A number of local companies claimed they were not being fully paid for the work they did for a billionaire developer in Augusta. Now, the list of local companies who said they were slighted out of tens of thousands of dollars has grown.
But, News 4 is also hearing from some people who said they still have hope for the good this development might bring.
“I think there’s a lot of positive that’s happened in this little town so far,” said Kelly Dolan, owner/operator of the Bed and Breakfast The H.S. Clay House.
She remains encouraged about the promised investments of developer David Hoffmann in Augusta. But Thursday, News 4 Investigates told you about a number of companies who claimed they hadn’t been fully paid for work they’d done for the Hoffmanns.
In addition to three lawsuits, News 4 learned of another company taking legal action. Reinhold Electric placed a lien on a Hoffmann-owned property, suing a general contractor hired by the Hoffmanns for lack of payment.
But we’ve also heard from some who say they have been paid. One email sent to News 4 Investigates read: “Our family-owned company did a $10 million transaction with the Hoffmanns. They were upfront and honest throughout and we were paid every dime.”

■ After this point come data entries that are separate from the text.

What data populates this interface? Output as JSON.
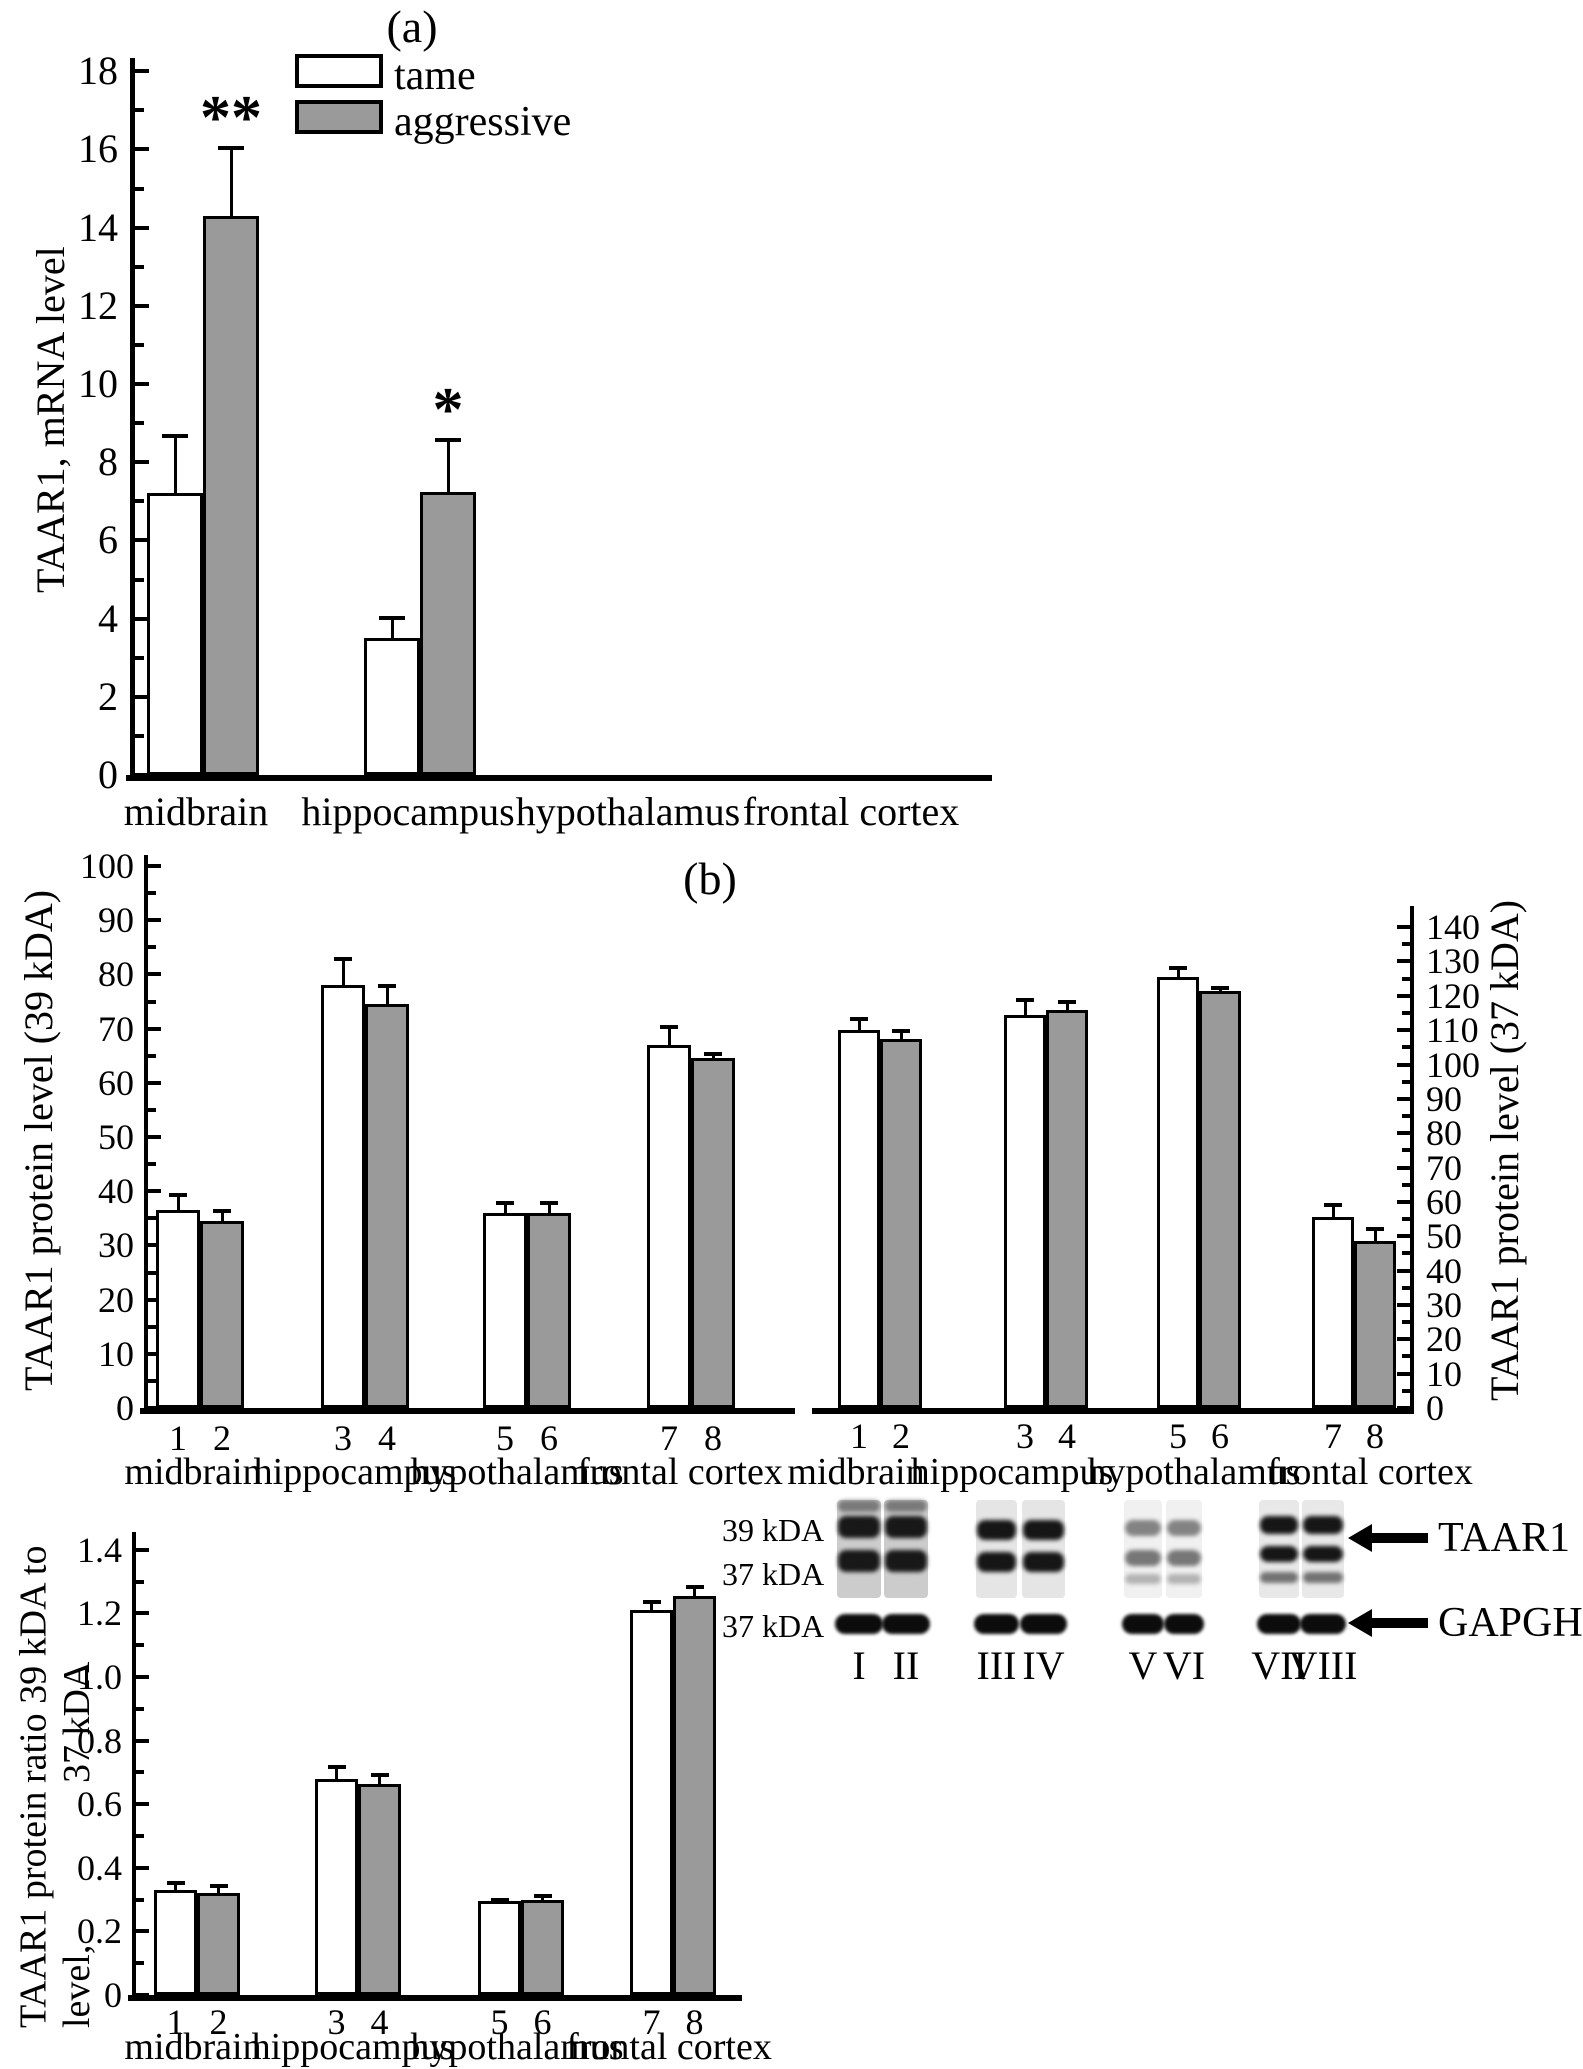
{
  "figure": {
    "panel_a_label": "(a)",
    "panel_b_label": "(b)"
  },
  "legend": {
    "tame_label": "tame",
    "aggressive_label": "aggressive"
  },
  "colors": {
    "tame_fill": "#ffffff",
    "aggressive_fill": "#9a9a9a",
    "ink": "#000000"
  },
  "chart_data": [
    {
      "id": "mrna",
      "type": "bar",
      "title": "(a)",
      "ylabel": "TAAR1, mRNA level",
      "ylim": [
        0,
        18
      ],
      "ytick_step": 2,
      "ytick_labels": [
        "0",
        "2",
        "4",
        "6",
        "8",
        "10",
        "12",
        "14",
        "16",
        "18"
      ],
      "grid": false,
      "legend_position": "top-inside",
      "categories": [
        "midbrain",
        "hippocampus",
        "hypothalamus",
        "frontal cortex"
      ],
      "series": [
        {
          "name": "tame",
          "values": [
            7.2,
            3.5,
            0,
            0
          ],
          "errors": [
            1.5,
            0.55,
            0,
            0
          ]
        },
        {
          "name": "aggressive",
          "values": [
            14.3,
            7.25,
            0,
            0
          ],
          "errors": [
            1.75,
            1.35,
            0,
            0
          ]
        }
      ],
      "significance": [
        {
          "category": "midbrain",
          "series": "aggressive",
          "mark": "**"
        },
        {
          "category": "hippocampus",
          "series": "aggressive",
          "mark": "*"
        }
      ]
    },
    {
      "id": "protein39",
      "type": "bar",
      "title": "(b)",
      "ylabel": "TAAR1 protein level (39 kDA)",
      "ylim": [
        0,
        100
      ],
      "ytick_step": 10,
      "ytick_labels": [
        "0",
        "10",
        "20",
        "30",
        "40",
        "50",
        "60",
        "70",
        "80",
        "90",
        "100"
      ],
      "grid": false,
      "bar_numbers": [
        "1",
        "2",
        "3",
        "4",
        "5",
        "6",
        "7",
        "8"
      ],
      "categories": [
        "midbrain",
        "hippocampus",
        "hypothalamus",
        "frontal cortex"
      ],
      "series": [
        {
          "name": "tame",
          "values": [
            36.5,
            78,
            36,
            67
          ],
          "errors": [
            3,
            5,
            2,
            3.5
          ]
        },
        {
          "name": "aggressive",
          "values": [
            34.5,
            74.5,
            36,
            64.5
          ],
          "errors": [
            2,
            3.5,
            2,
            1
          ]
        }
      ]
    },
    {
      "id": "protein37",
      "type": "bar",
      "title": "(b)",
      "ylabel": "TAAR1 protein level (37 kDA)",
      "ylim": [
        0,
        140
      ],
      "ytick_step": 10,
      "ytick_labels": [
        "0",
        "10",
        "20",
        "30",
        "40",
        "50",
        "60",
        "70",
        "80",
        "90",
        "100",
        "110",
        "120",
        "130",
        "140"
      ],
      "grid": false,
      "axis_side": "right",
      "bar_numbers": [
        "1",
        "2",
        "3",
        "4",
        "5",
        "6",
        "7",
        "8"
      ],
      "categories": [
        "midbrain",
        "hippocampus",
        "hypothalamus",
        "frontal cortex"
      ],
      "series": [
        {
          "name": "tame",
          "values": [
            110,
            114.5,
            125.5,
            55.5
          ],
          "errors": [
            3.5,
            4.5,
            3,
            4
          ]
        },
        {
          "name": "aggressive",
          "values": [
            107.5,
            116,
            121.5,
            48.5
          ],
          "errors": [
            2.5,
            2.5,
            1,
            4
          ]
        }
      ]
    },
    {
      "id": "ratio",
      "type": "bar",
      "ylabel_lines": [
        "TAAR1 protein level,",
        "ratio 39 kDA to 37 kDA"
      ],
      "ylim": [
        0,
        1.4
      ],
      "ytick_step": 0.2,
      "ytick_labels": [
        "0",
        "0.2",
        "0.4",
        "0.6",
        "0.8",
        "1.0",
        "1.2",
        "1.4"
      ],
      "grid": false,
      "bar_numbers": [
        "1",
        "2",
        "3",
        "4",
        "5",
        "6",
        "7",
        "8"
      ],
      "categories": [
        "midbrain",
        "hippocampus",
        "hypothalamus",
        "frontal cortex"
      ],
      "series": [
        {
          "name": "tame",
          "values": [
            0.33,
            0.68,
            0.295,
            1.21
          ],
          "errors": [
            0.025,
            0.04,
            0.008,
            0.03
          ]
        },
        {
          "name": "aggressive",
          "values": [
            0.32,
            0.665,
            0.3,
            1.255
          ],
          "errors": [
            0.025,
            0.03,
            0.015,
            0.03
          ]
        }
      ]
    }
  ],
  "blot": {
    "marker_labels": [
      "39 kDA",
      "37 kDA",
      "37 kDA"
    ],
    "protein_labels": [
      "TAAR1",
      "GAPGH"
    ],
    "lane_labels": [
      "I",
      "II",
      "III",
      "IV",
      "V",
      "VI",
      "VII",
      "VIII"
    ],
    "lane_styles": [
      "smear-heavy",
      "smear-heavy",
      "two-band",
      "two-band",
      "faint",
      "faint",
      "three-band",
      "three-band"
    ]
  }
}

Another came from a general contractor who claimed his subcontractors were taken care of:
“They were paid timely, and in full,” he wrote.
“We have had over 200 subcontractors working for us,” said Don Simon, the Hoffmanns’ CEO of Missouri Operations. He told News 4 Investigates that some contractors weren’t paid in full because the work wasn’t completed or there was damage to their property.
“We have had our share of hiccups; we are $60 million into this development and coming up through construction workforce. I think there are things that are beyond both parties control and it’s how you solve it that makes the difference,” he said.
Yet some people have raised question about Simon himself. He has two felony convictions, one in the late 90′s for stealing and the other in 2012 for writing a bad check. Charging documents state it was in the amount of $5,800 from a non-existent account.
“For someone who says should you be in charge of the finances given that record, what would your response be?” asked Chief Investigative Reporter Lauren Trager.
“What I do is approve jobs, I don’t write checks, so I don’t know what this has to do with development in Augusta,” Simon responded.
News 4 Investigates also asked Simon about other updates on proposed plans. They’d said previously a new golf course and hotel would have broken ground by now.
“Them are still in the design phase and we really don’t have a timeline on them,” Simon said.
In the meantime, Kelly said she’s still encouraged.
“I’ve seen examples of them being good neighbors. Absolutely,” she said.
As long as Augusta remains Augusta: “Just don’t change the name.”
Kelly and some other neighbors told News 4 they do have some concerns if Augusta were to grow too big that infrastructure, like the sewer and roads, may not be able to handle the big planned developments.
A number of people in town said though they couldn’t talk to us because they had signed non-disclosure agreements with the Hoffmann companies.